Ve işte Ramazan gelmiştir. Artık şeytan sahneden çekilmiştir. Peki ne değişir hayatımızda?

Düşünün ki, şeytan tüm sene bağlı kalmaya devam edecek, hatta hayal edin şeytan dünyadan el etek çekecek!

Duyumsayacağımız sevinci bir düşünün.

Sonra da yüzünüzü Ramazan ayına çevirin. Şeytan yok ama kötülükler aynen duruyor demez misiniz?

Mesela soralım kendimize, neden kırmızı ışıkta geçtim ben bugün iftara yetişeyim diye? Arkadaşımın kalbini incittim, oruçluyum sinirlerim gergin diye? Fırında pide sırasındayken neden hakkını yedim komşumun veya neden söylendim fırıncıya? Şeytan da yok üstelik, üstelik ben bunları Ramazan’da yapıyorum. Bu aya özel tepkiler veriyorum bu şekilde..

Daim suçlu şeytan gitmişken, kim yaptırıyor bana bunları?
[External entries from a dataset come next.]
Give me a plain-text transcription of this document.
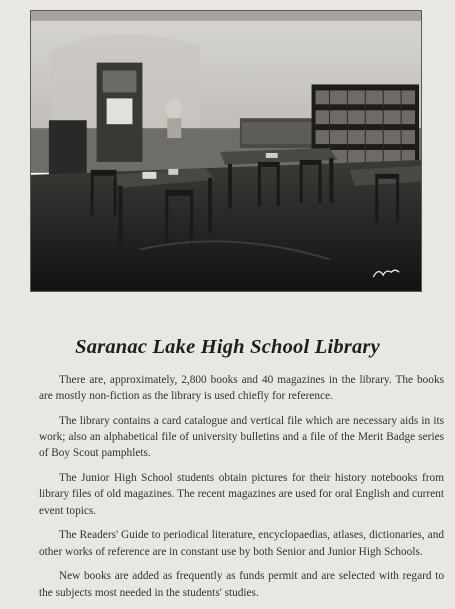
Saranac Lake High School Library

There are, approximately, 2,800 books and 40 magazines in the library. The books are mostly non-fiction as the library is used chiefly for reference.

The library contains a card catalogue and vertical file which are necessary aids in its work; also an alphabetical file of university bulletins and a file of the Merit Badge series of Boy Scout pamphlets.

The Junior High School students obtain pictures for their history notebooks from library files of old magazines. The recent magazines are used for oral English and current event topics.

The Readers' Guide to periodical literature, encyclopaedias, atlases, dictionaries, and other works of reference are in constant use by both Senior and Junior High Schools.

New books are added as frequently as funds permit and are selected with regard to the subjects most needed in the students' studies.
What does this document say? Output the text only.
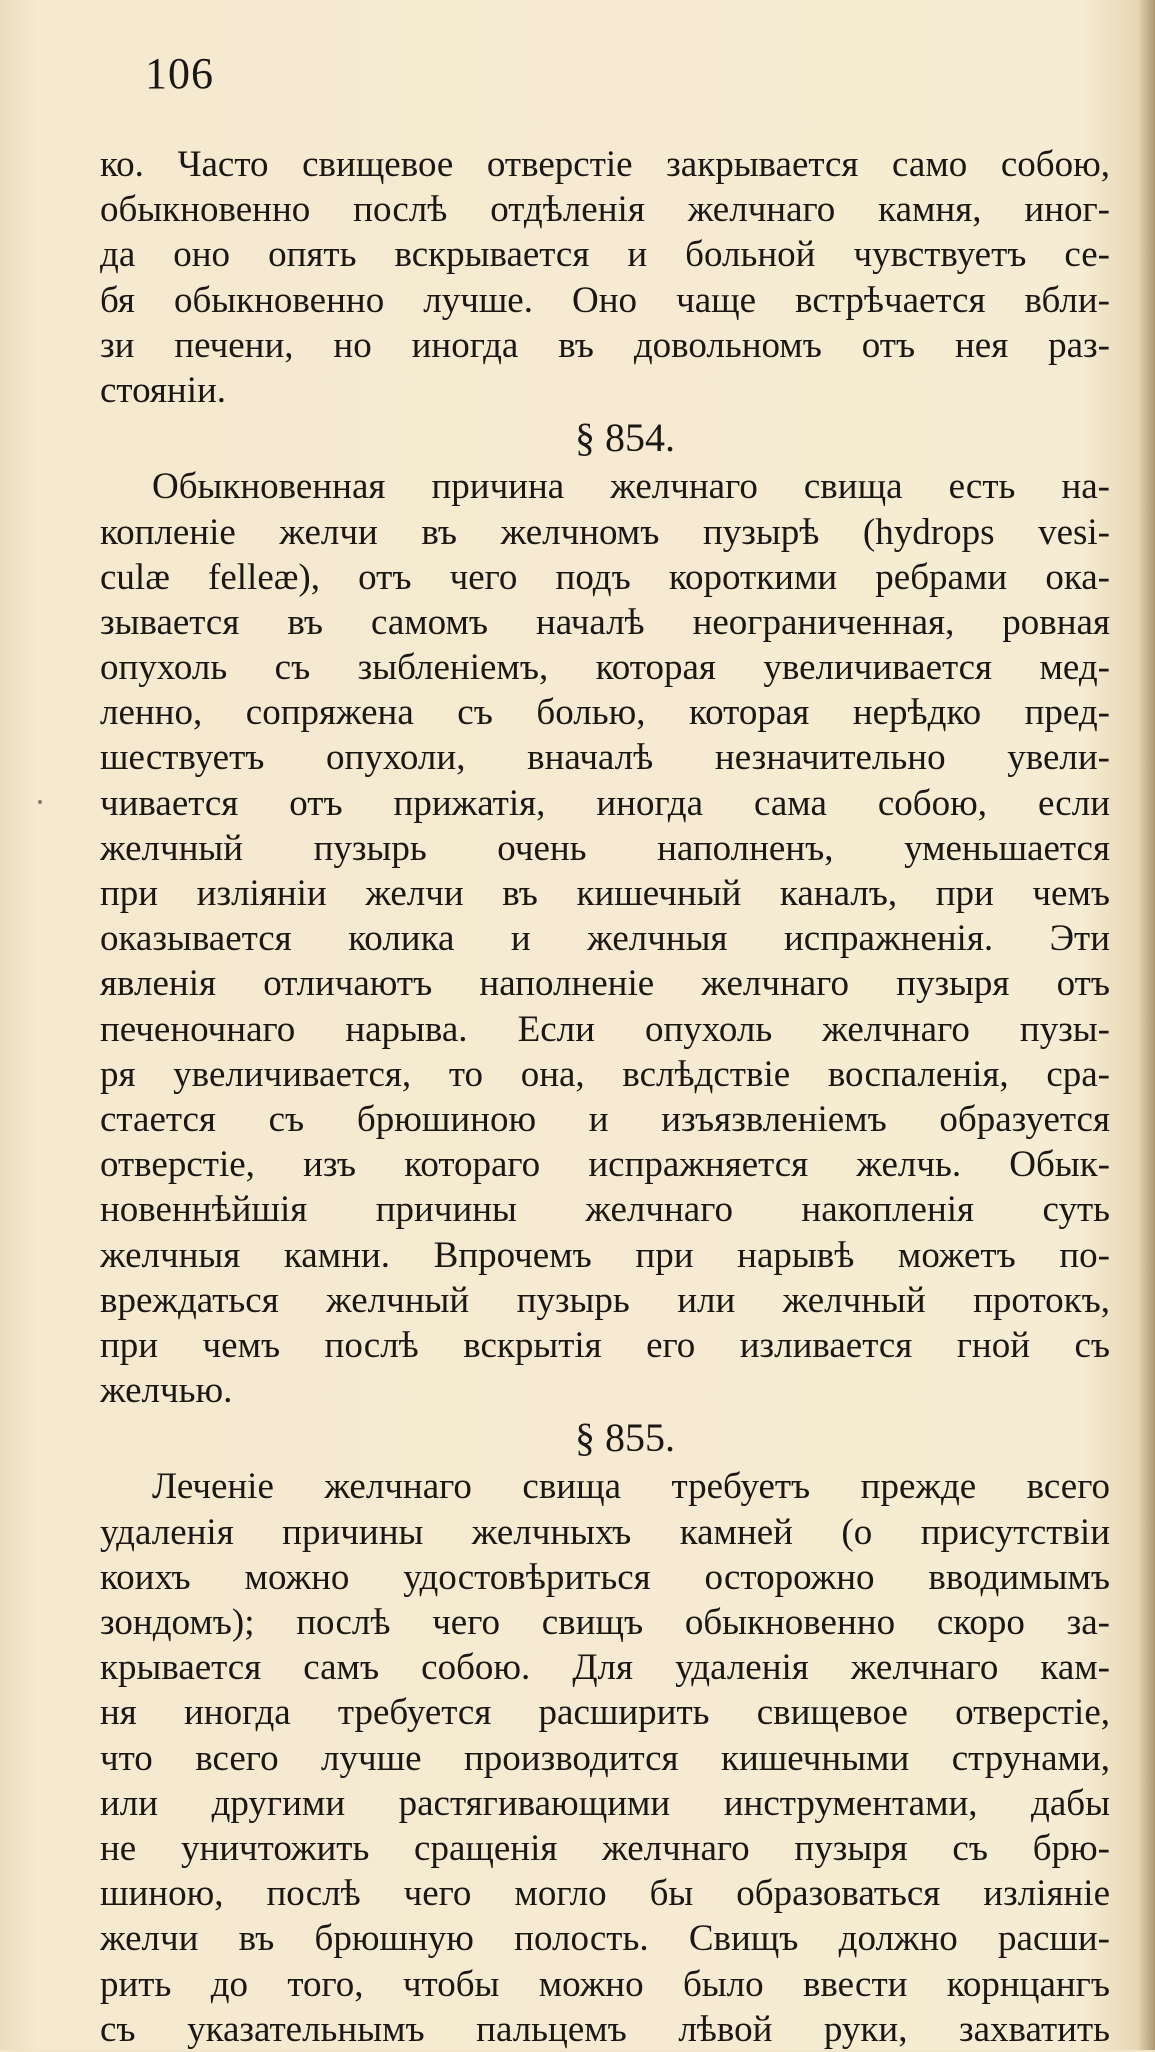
106
ко. Часто свищевое отверстіе закрывается само собою,
обыкновенно послѣ отдѣленія желчнаго камня, иног-
да оно опять вскрывается и больной чувствуетъ се-
бя обыкновенно лучше. Оно чаще встрѣчается вбли-
зи печени, но иногда въ довольномъ отъ нея раз-
стояніи.
§ 854.
Обыкновенная причина желчнаго свища есть на-
копленіе желчи въ желчномъ пузырѣ (hydrops vesi-
culæ felleæ), отъ чего подъ короткими ребрами ока-
зывается въ самомъ началѣ неограниченная, ровная
опухоль съ зыбленіемъ, которая увеличивается мед-
ленно, сопряжена съ болью, которая нерѣдко пред-
шествуетъ опухоли, вначалѣ незначительно увели-
чивается отъ прижатія, иногда сама собою, если
желчный пузырь очень наполненъ, уменьшается
при изліяніи желчи въ кишечный каналъ, при чемъ
оказывается колика и желчныя испражненія. Эти
явленія отличаютъ наполненіе желчнаго пузыря отъ
печеночнаго нарыва. Если опухоль желчнаго пузы-
ря увеличивается, то она, вслѣдствіе воспаленія, сра-
стается съ брюшиною и изъязвленіемъ образуется
отверстіе, изъ котораго испражняется желчь. Обык-
новеннѣйшія причины желчнаго накопленія суть
желчныя камни. Впрочемъ при нарывѣ можетъ по-
вреждаться желчный пузырь или желчный протокъ,
при чемъ послѣ вскрытія его изливается гной съ
желчью.
§ 855.
Леченіе желчнаго свища требуетъ прежде всего
удаленія причины желчныхъ камней (о присутствіи
коихъ можно удостовѣриться осторожно вводимымъ
зондомъ); послѣ чего свищъ обыкновенно скоро за-
крывается самъ собою. Для удаленія желчнаго кам-
ня иногда требуется расширить свищевое отверстіе,
что всего лучше производится кишечными струнами,
или другими растягивающими инструментами, дабы
не уничтожить сращенія желчнаго пузыря съ брю-
шиною, послѣ чего могло бы образоваться изліяніе
желчи въ брюшную полость. Свищъ должно расши-
рить до того, чтобы можно было ввести корнцангъ
съ указательнымъ пальцемъ лѣвой руки, захватить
Aslında cevap çok açık, suçu ona atan suçlu yaptırıyor elbet: nefsimiz.

O bir yere gitmedi çünkü. O kulluğun esası, o giderse kulluk biter. O hep içimizde. O Şeytanın bir numaralı yol arkadaşı. Şeytan gitti, o kaldı...

Onu iyi tanısak keşke Ramazanlarda. Şeytan da yokken bir baksak hatalarımıza, nefsimize bir pay ayırsak. Tanısak ki, hakkıyla Rabbimize sığınsak. Unutuşlarla kandıramasa bizi. Yol arkadaşının eli kolu bağlıyken, bir düğüm de biz atsak içimizdeki düşmanımıza.

Allah’ın sunduğu bu fırsatı, nefsimiz için de değerlendirme fırsatımız olsa. Rahmetin coştuğu bu ayda, nefsimize zulmetmesek ve terbiye edilmiş haliyle, o bize zulmedemese. Bir basamak olarak kalsa, kulluğumuz için. Rabbimize bir dua vesilesi olsa.

Bir duamız olsa, şeytanın elini kolunu bizim için bağlayan Rahman’a: Bizi nefsine zulmedenlerden eyleme, bize onu unutturma ki, ondan hakkıyla sana sığınabilelim. Şeytanın ve nefsin birliğine karşı yoldaşımız sen ol. Şüphesiz sen merhametlilerin en merhametlisisin.

Amin.

  23.09.2008

© 2021 karakalem.net, Nuriye Çakmak



© 2000-2021 Karakalem Yayıncılık Ltd. Şti.